Sarah on Katina & her studies
Sarah Fusco can still remember Dr Katina Michael's reply to her application for a summer scholarship in 2006. "She was so excited that I had chosen her topic to pursue over summer and seemed to have seen potential in me which I felt I did not have."
Sarah says it is this confidence in her students that makes Katina such a charismatic teacher. "Katina has a sincere vested interest in ensuring her students not only pass, but also that they learn," she says. "She comes at her position from a personal perspective, with an objective more far reaching than the outcomes of any syllabus." Sarah experienced this for herself over summer 2006/07 when Katina, as her research partner, helped her not only build her knowledge in the world of IT, but also further develop confidence in herself and her work.
"Over the summer Katina would discuss the topics with me as though we had equal knowledge of the area, which was not, and still is not the case. Katina was the ever patient supervisor, one hundred percent confident in me getting the work done with what seemed to be complete faith in my ability to do the work -- something I, myself barely had."
Sarah was especially amazed at Katina's continued patience, even when she lost the only copy of an important interview for their paper which was conducted in London.
"I was transcribing the interview conducted by Katina and had in my possession the one tape which the interview was on. However, I was distracted by talking to a friend in the library and I left it there."
Sarah contacted Katina the next day hoping there was a back-up copy. There wasn't. In the end the tape was found, but Sarah says it was Katina’s calm and forward-looking attitude that really helped them overcome the hiccup so smoothly.
"The email I got back from Katina was very nice. She comforted me and told me not to feel bad."
In the end, co-authoring an internationally published article with Katina has been one of the most rewarding learning curves of Sarah’s undergraduate double degree in Information and Communication Technology and Law.
"I initially wanted to go in the area of physics or mathematics however decided to study information and communication technology," she says. "I was warned by my father, an engineer, at the time that it would be hard to compete in the IT industry, especially because of all the males who had a lot of experience with computer sciences."
But like Katina, Sarah was adamant that she was capable of competing in a traditionally male dominated course.
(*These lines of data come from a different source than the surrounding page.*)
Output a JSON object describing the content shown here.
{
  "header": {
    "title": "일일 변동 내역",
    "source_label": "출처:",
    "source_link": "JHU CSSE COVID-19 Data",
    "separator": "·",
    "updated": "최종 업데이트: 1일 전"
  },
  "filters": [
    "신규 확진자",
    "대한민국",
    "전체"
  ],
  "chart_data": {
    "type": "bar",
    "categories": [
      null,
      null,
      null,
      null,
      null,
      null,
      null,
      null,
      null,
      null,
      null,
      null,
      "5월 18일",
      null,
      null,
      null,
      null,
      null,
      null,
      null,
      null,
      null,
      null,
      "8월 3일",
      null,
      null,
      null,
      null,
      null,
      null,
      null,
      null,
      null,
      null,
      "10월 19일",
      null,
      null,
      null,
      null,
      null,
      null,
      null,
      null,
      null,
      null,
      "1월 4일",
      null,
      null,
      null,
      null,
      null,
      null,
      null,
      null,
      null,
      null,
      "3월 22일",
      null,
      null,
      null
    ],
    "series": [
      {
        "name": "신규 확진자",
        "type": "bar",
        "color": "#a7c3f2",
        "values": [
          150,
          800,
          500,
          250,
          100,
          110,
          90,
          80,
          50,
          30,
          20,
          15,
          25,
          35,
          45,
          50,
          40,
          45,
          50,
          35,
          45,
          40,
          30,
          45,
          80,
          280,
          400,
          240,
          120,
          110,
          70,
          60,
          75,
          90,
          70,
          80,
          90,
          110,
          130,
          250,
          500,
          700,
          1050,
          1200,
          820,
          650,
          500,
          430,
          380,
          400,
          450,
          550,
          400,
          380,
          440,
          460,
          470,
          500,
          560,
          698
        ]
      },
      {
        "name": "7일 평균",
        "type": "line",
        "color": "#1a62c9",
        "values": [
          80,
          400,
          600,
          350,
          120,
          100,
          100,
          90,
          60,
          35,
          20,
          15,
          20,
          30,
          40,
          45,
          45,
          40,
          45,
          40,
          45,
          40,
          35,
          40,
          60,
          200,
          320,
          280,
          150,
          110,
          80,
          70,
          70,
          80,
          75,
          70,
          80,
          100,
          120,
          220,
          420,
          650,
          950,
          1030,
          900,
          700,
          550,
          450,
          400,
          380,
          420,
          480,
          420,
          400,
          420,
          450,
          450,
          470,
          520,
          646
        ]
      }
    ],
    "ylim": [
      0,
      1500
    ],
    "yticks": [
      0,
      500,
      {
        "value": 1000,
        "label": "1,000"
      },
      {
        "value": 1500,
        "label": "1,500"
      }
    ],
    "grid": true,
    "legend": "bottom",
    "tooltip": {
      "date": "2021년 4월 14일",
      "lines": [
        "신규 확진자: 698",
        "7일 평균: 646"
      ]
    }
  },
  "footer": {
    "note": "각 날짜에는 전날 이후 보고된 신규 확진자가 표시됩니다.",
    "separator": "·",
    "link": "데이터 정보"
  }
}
And she sees her studies in law as a wise decision as “the intersection of the two degrees is offering new and exciting areas of study.”
Sarah has been the only female in some of her IT classes, however, she perceives this as an opportunity rather than setback. “Especially in the last two years of my degree, I was able to see myself on an equal footing with my male classmates, and not only offer help to them, but also ask for help from them.” It’s all about perception and attitude to learning, she says.
While Sarah is away on student exchange in Antwerp, Belgium for the Autumn 2008 semester, she is eager to complete her Honours thesis on the social-ethical implications of humancentric monitoring and tracking next Spring. She says she couldn’t have chosen a better supervisor than Katina.
"At first Katina was only my teacher, then she became my supervisor, and then my friend," she says. "I feel so lucky to have fallen in her path and to have chosen her topic for my summer research project. Next semester I will complete my Honours project with her, and after that, we’ll see whether she can still tolerate me."